2020年2月8日 星期六

國立臺灣大學九十八學年度研究所碩士班入學考試試題:微積分甲

 ($1$)$-$($10$) 題各 $8$ 分,按題序標清題號寫下答案,其他計算式一律不予計分
  1. A car is racing along the elliptical route $x^2/9+y^2/16=2500$ m$^2$. When the car is at the point $\left(120\mbox{m},120\mbox{m}\right)$, a man at the point $\left(30\mbox{m},0\right)$ determines with radar that the distance between him and the car is increasing at the rate $37\mbox{m}/\mbox{sec}$. Find the speed $(\mbox{m}/\mbox{sec})$ of the car at that moment.
  2. 訣竅運用相關變率的概念與連鎖律求解即可。
    解法考慮觀察者與汽車的距離函數為

    $r\left(t\right)=\sqrt{\left(x\left(t\right)-30\right)^2+\left(y\left(t\right)\right)^2}$

    求導可知

    $\displaystyle\frac{dr}{dt}=\frac{\left(x\left(t\right)-30\right)x'\left(t\right)+y\left(t\right)y'\left(t\right)}{\sqrt{\left(x\left(t\right)-30\right)^2+\left(y\left(t\right)\right)^2}}$

    按題意可知在該時刻 $t=t_0$ 時有

    $\displaystyle37=\frac{90x'\left(t_0\right)+120y'\left(t_0\right)}{\sqrt{90^2+120^2}}=\frac{3x'\left(t_0\right)+4y'\left(t_0\right)}5$

    即 $3x'\left(t_0\right)+4y'\left(t_0\right)=185$。

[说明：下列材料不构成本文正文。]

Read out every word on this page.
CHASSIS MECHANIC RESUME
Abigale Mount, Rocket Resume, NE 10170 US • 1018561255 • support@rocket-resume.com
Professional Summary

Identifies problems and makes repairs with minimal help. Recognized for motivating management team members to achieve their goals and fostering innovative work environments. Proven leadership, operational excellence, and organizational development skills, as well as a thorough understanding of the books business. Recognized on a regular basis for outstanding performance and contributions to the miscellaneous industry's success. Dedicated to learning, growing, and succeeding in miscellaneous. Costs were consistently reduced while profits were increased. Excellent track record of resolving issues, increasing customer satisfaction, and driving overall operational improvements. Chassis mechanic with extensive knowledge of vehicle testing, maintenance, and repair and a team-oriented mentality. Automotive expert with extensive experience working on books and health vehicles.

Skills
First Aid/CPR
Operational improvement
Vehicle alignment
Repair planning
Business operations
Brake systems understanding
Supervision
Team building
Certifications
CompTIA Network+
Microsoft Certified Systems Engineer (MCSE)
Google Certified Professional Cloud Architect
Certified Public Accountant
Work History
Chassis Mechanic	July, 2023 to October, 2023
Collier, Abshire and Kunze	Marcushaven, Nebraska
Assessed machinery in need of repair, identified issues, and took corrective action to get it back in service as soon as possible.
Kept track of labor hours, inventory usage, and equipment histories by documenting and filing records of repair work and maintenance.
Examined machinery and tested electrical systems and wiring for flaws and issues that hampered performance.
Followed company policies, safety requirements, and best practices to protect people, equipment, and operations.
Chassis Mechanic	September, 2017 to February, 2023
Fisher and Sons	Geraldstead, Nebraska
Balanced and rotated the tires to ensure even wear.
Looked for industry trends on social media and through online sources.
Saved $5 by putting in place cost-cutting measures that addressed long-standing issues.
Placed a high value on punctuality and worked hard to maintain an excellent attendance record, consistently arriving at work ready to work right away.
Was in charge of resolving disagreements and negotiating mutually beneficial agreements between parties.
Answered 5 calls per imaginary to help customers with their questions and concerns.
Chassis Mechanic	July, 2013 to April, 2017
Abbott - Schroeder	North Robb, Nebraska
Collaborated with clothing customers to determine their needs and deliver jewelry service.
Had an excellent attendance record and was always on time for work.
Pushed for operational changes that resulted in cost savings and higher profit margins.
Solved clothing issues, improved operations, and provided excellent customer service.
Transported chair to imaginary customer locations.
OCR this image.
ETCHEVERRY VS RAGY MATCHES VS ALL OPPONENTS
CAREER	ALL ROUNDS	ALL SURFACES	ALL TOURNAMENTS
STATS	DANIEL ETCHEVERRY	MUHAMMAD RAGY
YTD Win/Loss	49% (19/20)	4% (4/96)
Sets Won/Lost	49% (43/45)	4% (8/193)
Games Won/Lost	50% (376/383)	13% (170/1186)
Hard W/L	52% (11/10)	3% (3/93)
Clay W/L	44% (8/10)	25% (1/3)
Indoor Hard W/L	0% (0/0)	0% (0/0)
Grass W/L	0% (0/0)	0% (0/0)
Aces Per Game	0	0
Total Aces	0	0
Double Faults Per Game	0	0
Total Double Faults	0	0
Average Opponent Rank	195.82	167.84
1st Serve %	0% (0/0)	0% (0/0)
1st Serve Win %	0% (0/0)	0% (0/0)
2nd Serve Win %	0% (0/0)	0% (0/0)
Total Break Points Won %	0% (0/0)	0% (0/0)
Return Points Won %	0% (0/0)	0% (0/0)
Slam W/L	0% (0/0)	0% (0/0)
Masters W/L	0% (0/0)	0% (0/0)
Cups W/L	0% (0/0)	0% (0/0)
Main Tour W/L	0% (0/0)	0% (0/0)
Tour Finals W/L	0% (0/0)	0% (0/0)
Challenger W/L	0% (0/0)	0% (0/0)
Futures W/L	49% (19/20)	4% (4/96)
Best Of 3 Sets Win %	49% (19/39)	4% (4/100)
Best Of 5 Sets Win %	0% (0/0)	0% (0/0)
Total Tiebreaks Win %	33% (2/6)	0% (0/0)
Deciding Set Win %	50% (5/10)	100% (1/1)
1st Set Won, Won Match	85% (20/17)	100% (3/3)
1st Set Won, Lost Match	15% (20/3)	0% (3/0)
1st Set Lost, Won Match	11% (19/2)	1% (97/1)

另一方面,對給定的橢圓方程求導則有

    $\displaystyle\frac{2x\left(t\right)}9x'\left(t\right)+\frac{2y\left(t\right)}{16}y'\left(t\right)=0$

    取 $t=t_0$ 則有 $\displaystyle\frac{80}3x'\left(t_0\right)+15y'\left(t_0\right)=0$,至此可解得 $\left(x'\left(t_0\right),y'\left(t_0\right)\right)=\left(-45,80\right)$。故該汽車在該時刻的速率為

    $v\left(t_0\right)=\sqrt{\left(x'\left(t_0\right)\right)^2+\left(y'\left(t_0\right)\right)^2}=\sqrt{45^2+80^2}=5\sqrt{337}$


  3. Find $\displaystyle\lim_{x\to0}\left(\frac{x}{\sin^3x}-\frac1{x^2}\right)$.
  4. 訣竅通分後應用泰勒展開式即可。
    解法改寫後使用羅必達法則如下

    $\displaystyle\begin{aligned}\lim_{x\to0}\left(\frac{x}{\sin^3x}-\frac1{x^2}\right)&=\lim_{x\to0}\frac{x^3-\sin^3x}{x^2\sin^3x}=\lim_{x\to0}\frac{\displaystyle x^3-\left(x-\frac{x^3}6+\cdots\right)^3}{x^2\cdot\left(x+\cdots\right)^3}=\lim_{x\to0}\frac{\displaystyle x^3-\left(x^3-\frac12x^5+\cdots\right)}{x^5+\cdots}=\frac12\end{aligned}$


  5. Given $f\left(x\right)=\ln\left(1+x+x^2\right)$, find $f^{\left(3k\right)}\left(0\right)$, where $k\geq0$ is an integer.
  6. 訣竅留意到 $1-x^3=\left(1-x\right)\left(1+x+x^2\right)$,據此考慮輔助的函數處理。
    解法注意到如下的等式

    $f\left(x\right)=\ln\left(1-x^3\right)-\ln\left(1-x\right)$

    那麼由無窮等比級數公式可注意到

    $\displaystyle\frac1{1-x}=\sum_{k=0}^{\infty}x^k$

    兩邊同取積分可知

    $\displaystyle-\ln\left|1-x\right|=\sum_{k=0}^{\infty}\frac{x^{k+1}}{k+1}$

    接著用 $x^3$ 取代 $x$ 可得

    $\displaystyle\ln\left|1-x^3\right|=-\sum_{k=0}^{\infty}\frac{x^{3k+3}}{k+1}$

    故有

    $\displaystyle f\left(x\right)=-\sum_{k=0}^{\infty}\frac{x^{3k+3}}{k+1}+\sum_{k=0}^{\infty}\frac{x^{k+1}}{k+1}$

    那麼 $\displaystyle f^{\left(3k\right)}\left(0\right)=\left(3k\right)!\cdot-\frac1k-\left(3k\right)!\cdot-\frac1{3k}=-2\left(3k-1\right)!$。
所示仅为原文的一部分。